Putting college before retirement: It is natural that many parents want to help their children pay for their college educations. However, remember this: Your children can take advantage of student loans and grants to get through college. They then have their entire lives to pay back their college debt. If you spend your retirement dollars to help fund your children's education, though, you'll face severe financial consequences once you stop working.
Not diversifying: The best way to save money for retirement is by creating a diversified portfolio of stocks, bonds, and other savings vehicles. This way, if one savings vehicle suffers -- the stock market crashes, for instance -- your other investments will remain strong. Too many investors put all their dollars into one type of investment either incurring too much risk or not enough.
Nearing retirement age
Underestimating medical expenses: Too many people think they'll remain healthy throughout their retirement years. This often doesn't happen, and not planning for medical expenses can prove a costly mistake. The Employee Benefits Research Institute estimated the vast majority of retirees should expect to pay from $231,000 to $287,000 in medical expenses during their retirement years.

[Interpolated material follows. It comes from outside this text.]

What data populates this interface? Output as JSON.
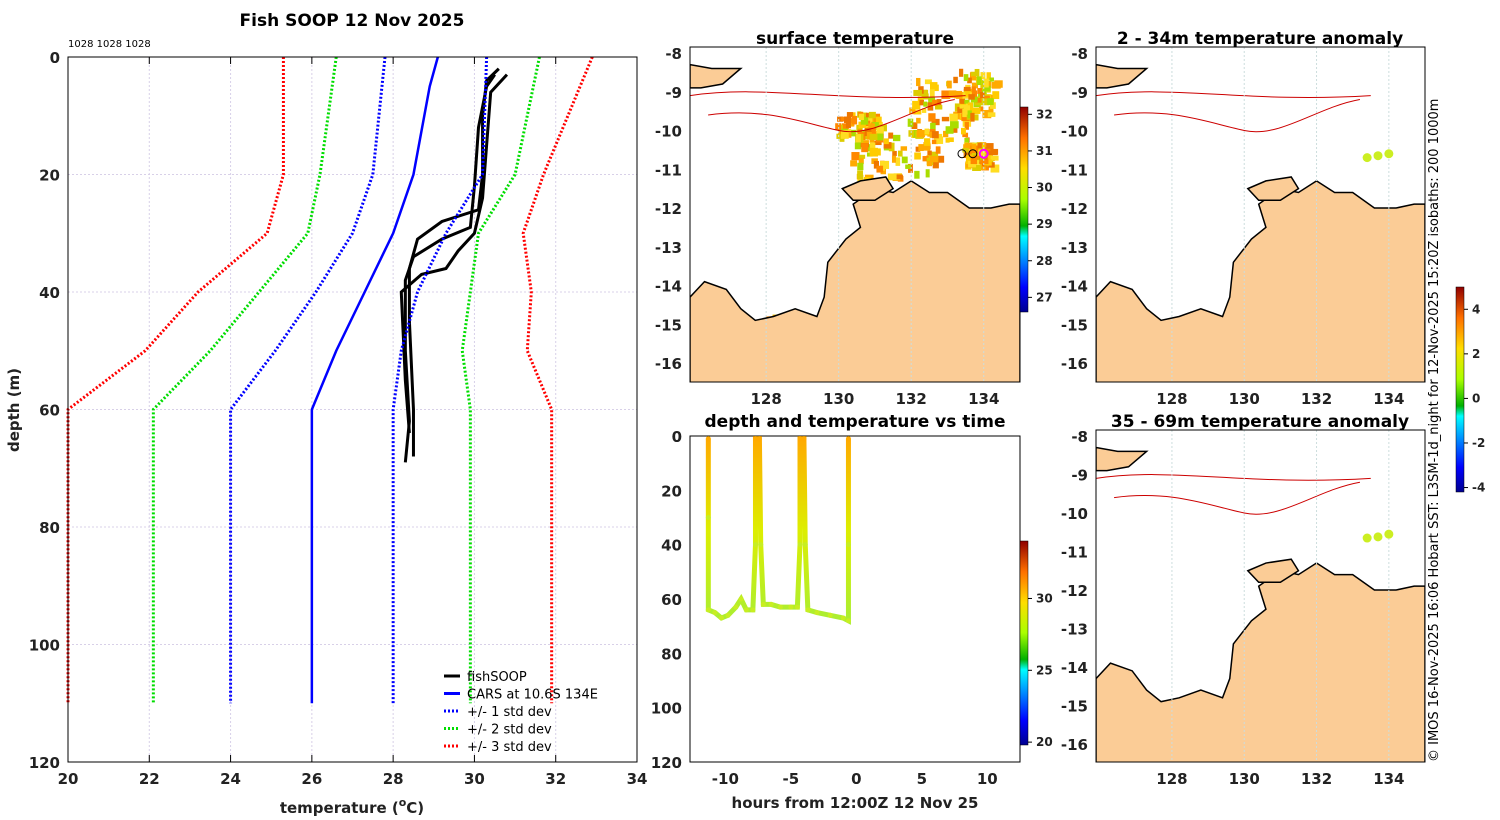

Underestimating their life spans: We are living longer today. That is good news. However, it also means that you'll want to save more money for retirement. Don't make the mistake of thinking that your retirement will be a relatively short one. If you leave work at age 66, you might have 30 years of retirement living to fund.
Retiring too early: Full Social Security benefits kick in at age 66.The longer you put off retiring, though, the higher your annual benefits will be. If you can keep working, it makes financial sense to push off retirement as long as possible.
Withdrawing too much too early: Once you retire, don't make the mistake of withdrawing too many dollars from your retirement savings too early. Financial planners advise that retirees follow the 4 percent rule: Only withdraw 4 percent of your retirement savings each year.